Ramos, along with State Senators Brad Hoylman and Julia Salazar, aims to rewrite the state’s penal code to protect sex workers from prosecution.
The bills would block the police and district attorneys from arresting and prosecuting sex workers on charges such as “loitering for the purposes of prostitution,” and would vacate past offenses.
“We aim to repeal statutes that criminalize consensual sexual exchange between adults and create a system that erases prostitution records for sex workers and sex trafficking survivors so they can move on with their lives,” Ramos wrote in a Daily News op-ed on Monday, co-written with Salazar.
“Most people trade sex out of economic need: to pay bills, make rent, and put food on the table,” the op-ed says.
Ramos noted that many people who turn to sex work are vulnerable minorities.
“LQBTQ, black and brown, immigrant and disabled communities engage in sex work at higher rates because they are locked out of jobs in the formal economy,” Ramos wrote.

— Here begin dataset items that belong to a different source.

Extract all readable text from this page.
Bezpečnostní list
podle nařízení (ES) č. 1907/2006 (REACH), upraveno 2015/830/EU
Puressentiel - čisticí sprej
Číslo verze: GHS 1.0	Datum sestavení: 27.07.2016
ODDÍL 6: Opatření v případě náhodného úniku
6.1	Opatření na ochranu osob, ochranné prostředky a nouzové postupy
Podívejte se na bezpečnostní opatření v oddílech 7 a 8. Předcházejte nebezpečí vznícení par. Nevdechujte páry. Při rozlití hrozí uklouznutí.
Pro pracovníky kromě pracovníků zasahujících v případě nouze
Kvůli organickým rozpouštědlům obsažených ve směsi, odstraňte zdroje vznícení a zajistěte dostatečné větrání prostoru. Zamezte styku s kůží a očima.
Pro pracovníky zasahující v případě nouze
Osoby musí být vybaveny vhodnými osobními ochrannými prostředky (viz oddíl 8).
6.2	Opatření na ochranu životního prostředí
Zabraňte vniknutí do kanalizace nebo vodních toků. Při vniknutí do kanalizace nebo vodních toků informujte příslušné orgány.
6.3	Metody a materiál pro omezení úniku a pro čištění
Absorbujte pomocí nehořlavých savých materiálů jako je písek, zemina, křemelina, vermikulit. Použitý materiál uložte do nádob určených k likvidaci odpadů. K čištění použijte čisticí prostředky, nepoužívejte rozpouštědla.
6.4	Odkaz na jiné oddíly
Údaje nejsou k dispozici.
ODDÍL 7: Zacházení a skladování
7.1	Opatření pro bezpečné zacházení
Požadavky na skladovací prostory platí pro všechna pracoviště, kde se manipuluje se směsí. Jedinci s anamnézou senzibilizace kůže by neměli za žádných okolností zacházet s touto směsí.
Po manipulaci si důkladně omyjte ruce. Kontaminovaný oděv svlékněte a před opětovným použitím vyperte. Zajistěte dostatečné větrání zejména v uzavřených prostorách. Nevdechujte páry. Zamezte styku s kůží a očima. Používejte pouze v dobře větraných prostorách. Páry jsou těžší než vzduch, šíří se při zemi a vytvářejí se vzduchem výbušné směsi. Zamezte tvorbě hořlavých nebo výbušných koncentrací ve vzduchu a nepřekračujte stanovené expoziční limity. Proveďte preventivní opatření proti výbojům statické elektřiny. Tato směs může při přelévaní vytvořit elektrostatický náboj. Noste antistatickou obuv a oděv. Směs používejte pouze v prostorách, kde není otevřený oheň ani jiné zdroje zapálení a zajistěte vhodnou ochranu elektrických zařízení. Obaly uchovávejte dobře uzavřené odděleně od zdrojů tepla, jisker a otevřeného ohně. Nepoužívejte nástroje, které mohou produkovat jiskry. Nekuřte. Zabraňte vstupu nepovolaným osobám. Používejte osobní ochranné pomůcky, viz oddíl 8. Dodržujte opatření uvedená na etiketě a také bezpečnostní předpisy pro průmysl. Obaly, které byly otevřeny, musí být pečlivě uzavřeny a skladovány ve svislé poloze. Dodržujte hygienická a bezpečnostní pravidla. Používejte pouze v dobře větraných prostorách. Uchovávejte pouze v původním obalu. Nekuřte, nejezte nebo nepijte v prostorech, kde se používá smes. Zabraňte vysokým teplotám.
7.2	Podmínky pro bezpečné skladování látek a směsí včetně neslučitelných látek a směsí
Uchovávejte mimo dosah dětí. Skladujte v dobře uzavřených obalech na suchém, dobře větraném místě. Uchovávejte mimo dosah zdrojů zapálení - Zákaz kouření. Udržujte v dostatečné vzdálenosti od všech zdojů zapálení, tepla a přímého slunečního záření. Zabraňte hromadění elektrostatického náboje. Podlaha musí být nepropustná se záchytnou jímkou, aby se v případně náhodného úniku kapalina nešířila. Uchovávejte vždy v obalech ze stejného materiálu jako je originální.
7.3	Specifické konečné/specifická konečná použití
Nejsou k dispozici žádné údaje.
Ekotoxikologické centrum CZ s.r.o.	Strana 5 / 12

According to the piece, about 94 percent of the people arrested in Brooklyn and Queens for loitering in relation to prostitution are black women. Many are undocumented and are at risk of being deported.
Ramos joined members of DecrimNY, an organization of about 20 groups that seeks to decriminalize and destigmatize aspects of the sex trade, at a rally outside the Manhattan Supreme court Monday.
“We’re not going to keep sweeping it under the rug,” Ramos said at the rally. “We’re going to start giving visibility to communities that have been marginalized for too long.”